On Wednesday February 12th, around 30 young engineering professionals turned up at a central wellington bar for YIPWEA’s (Young IPWEA) inaugural Inspiring Speakers Event for 2020.

We were extremely fortunate to secure the likes of Dr Jo Cribb and Hon Min James Shaw, who took time out of their busy work and family schedules to offer advice and inspiration to our YIPWEA members regarding setting and achieving career goals.

Dr Jo Cribb addressed the room first.  Dr Cribb has a formidable career runsheet. She has a PhD in Public Policy that investigated contracting relationships between governments and NGOs.  Former Chief Executive of the Ministry for Women, she was one of the youngest Chief Executives ever appointed in the New Zealand public service.  Formerly the Deputy Children’s Commissioner, Jo is a director on several Government and NGO boards, including NZ Media Council, Royal NZ Navy Leadership Board and Institute of Public Administration of NZ.  she co-authored the 2018 book, “Don’t Wory About the Robots: How to Survive and Thrive in the New World of Work”. In 2016 she was a finalist in the New Zealand Women of Influence Awards and in 2014 was one of three recipients of a Westpac Leadership Fellowship.

Jo was extremely engaging, entertaining and open.  She had the whole room repeat “Don’t be like Jo!” as she delivered some key lessons she’d learned over her career.

Life lessons: Don’t be like Jo!

1: What you fear is very unlikely to happen. What if someone sees me fail?  Looking back  – Probably no one is that focused on me.  Others are just thinking of themselves.!  Avoiding risk – slows our learning.  The plodding projects don’t get you noticed.

2: There is so much more to life than work.  Don’t expect your job to entertain you.  The angst will disappear. Develop all aspects of yourself outside of work.  Stop to smell the roses.  Find your balance between sprinting towards what you want, and taking the time to nourish yourself and relationships, to have down time to recharge the batteries, taking the time to fully develop all parts of yourself; and enjoy family, hobbies, friends, your interests.

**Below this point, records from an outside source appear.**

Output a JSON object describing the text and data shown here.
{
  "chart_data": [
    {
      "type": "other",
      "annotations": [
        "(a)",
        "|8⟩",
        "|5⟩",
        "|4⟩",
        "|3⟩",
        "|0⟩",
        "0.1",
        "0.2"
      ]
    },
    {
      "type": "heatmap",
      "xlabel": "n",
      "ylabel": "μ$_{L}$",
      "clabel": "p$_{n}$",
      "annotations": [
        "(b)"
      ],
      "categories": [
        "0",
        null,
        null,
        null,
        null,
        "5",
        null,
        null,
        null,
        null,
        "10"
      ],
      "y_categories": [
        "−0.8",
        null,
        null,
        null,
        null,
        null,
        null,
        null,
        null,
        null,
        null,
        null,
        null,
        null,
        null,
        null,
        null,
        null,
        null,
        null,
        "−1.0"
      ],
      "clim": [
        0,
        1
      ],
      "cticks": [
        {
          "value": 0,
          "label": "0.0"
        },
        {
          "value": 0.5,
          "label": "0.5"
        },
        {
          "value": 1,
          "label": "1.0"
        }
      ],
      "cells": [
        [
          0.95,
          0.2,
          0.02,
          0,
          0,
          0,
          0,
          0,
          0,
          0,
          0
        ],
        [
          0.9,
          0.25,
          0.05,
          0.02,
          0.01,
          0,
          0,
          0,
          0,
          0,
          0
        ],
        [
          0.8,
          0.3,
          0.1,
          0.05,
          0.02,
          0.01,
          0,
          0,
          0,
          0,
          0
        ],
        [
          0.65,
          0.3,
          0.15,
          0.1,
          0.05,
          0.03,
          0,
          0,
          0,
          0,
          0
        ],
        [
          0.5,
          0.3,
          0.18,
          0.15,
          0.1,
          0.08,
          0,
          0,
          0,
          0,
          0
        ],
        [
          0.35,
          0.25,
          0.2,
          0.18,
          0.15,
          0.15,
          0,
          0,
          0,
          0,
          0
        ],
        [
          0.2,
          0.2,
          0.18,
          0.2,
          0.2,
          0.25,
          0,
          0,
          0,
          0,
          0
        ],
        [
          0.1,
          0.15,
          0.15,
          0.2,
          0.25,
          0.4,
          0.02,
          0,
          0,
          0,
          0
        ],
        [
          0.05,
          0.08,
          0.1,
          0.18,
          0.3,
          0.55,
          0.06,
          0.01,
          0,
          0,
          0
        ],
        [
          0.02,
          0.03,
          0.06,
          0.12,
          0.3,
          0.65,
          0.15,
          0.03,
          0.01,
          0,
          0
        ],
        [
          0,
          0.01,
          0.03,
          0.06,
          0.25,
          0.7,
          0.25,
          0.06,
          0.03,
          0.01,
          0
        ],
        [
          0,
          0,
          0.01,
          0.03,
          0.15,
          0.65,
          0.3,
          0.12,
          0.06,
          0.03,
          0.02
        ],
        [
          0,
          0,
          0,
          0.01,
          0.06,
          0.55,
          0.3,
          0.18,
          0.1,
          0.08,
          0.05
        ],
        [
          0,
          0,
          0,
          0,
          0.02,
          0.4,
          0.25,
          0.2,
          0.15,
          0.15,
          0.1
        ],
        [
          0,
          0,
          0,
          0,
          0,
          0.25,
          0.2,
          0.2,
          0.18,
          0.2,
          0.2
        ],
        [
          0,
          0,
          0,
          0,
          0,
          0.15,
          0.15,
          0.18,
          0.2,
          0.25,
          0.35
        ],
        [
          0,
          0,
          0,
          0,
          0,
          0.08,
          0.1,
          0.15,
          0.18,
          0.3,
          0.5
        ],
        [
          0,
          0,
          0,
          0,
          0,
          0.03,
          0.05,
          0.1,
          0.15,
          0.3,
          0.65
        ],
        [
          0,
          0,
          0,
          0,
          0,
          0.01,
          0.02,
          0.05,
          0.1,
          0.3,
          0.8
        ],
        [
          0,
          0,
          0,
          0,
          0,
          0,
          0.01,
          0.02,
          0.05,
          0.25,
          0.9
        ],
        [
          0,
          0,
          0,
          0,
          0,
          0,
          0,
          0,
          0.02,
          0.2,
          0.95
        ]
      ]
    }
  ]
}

3:  You don’t know everything and that’s ok.  Being a know it all is exhausting.  People don’t expect you to have all the answers.

Some good questions came from the floor during Q&A.  When asked how to change an organisation’s culture as a young person, she responded that, “Culture” is not “out there” – it’s about how we treat each other.  It’s “in here”.  So, if we treat people in a way that is consistent with our values, we are influencing the culture and the organisation.

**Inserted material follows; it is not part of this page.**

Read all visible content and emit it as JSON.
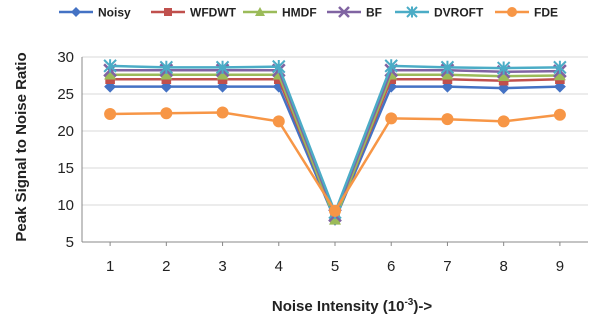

Regarding the quality of the public sector in general, she noted that there is a variable quality of tier 2 and tier 3 managers in New Zealand. And that the hallmark of a true leaders is someone who give you tools to be able to be awesome.  She left YIPWEAN’s with the advice to hunt for someone in the organisation that they can relate to, and make them a mentor.  Finding our direction can be just as much about who we are teamed with, as the work we are doing.

James Shaw

The second speaker for the evenings was the Co-Leader of the Green Party, Honourable Minister James Shaw.  James is the Minister for Climate Change, Statistics, and Associate Minister of Finance.

Despite having come from an intense select committee hearing on security issues, James breezed in as if he’d just been tree-bathing, and sipped a cold beer, cracking a few good jokes to break the ice, and then addressing the audience as if he were sitting down to talk with a cherished friend.

James presented his early career guidance by way of a beautiful sailing analogy to find one’s purpose or calling.  When sailing from A to B, you’re never actually pointing at B; you’re tacking and jibing.  If at the beginning you’re not sure where you are going, work out your destination point (B) moment by moment, to make life simpler. You can ask yourself, “am I more or less on course?”  “Am I more or less aligned with my goals and purpose?”

To help answer whether we are on track to our destination, James quoted St Augustine:

“Where your talent meets the needs of the world, therein lies your vocation”

(He also jokingly referred to another St Augustine quote: God make me good, but not yet”)

Work out what your talent is, but also work out, what do you want to apply it to – and the magic happens.

With regards to James’ views on infrastructure and the future of engineering, he commented that we need to design businesses and towns with a more collaborative model, not hub and spoke but plug and play.

James recounted a positive anecdote regarding a comment from the CE of mercury energy, who said that, because of the bipartisan support of the zero carbon bill, he was doubling the size of the new windfarm.  New business models are showing that we can balance capex and opex differently.

James closed his talk with an apt quote from Benjamin Franklin, “When you are finished changing, you are finished.

Thank you Jo and James, what a brilliant start to the year – so much thought-provoking guidance, inspiration and wisdom (& laughs) packed into one evening.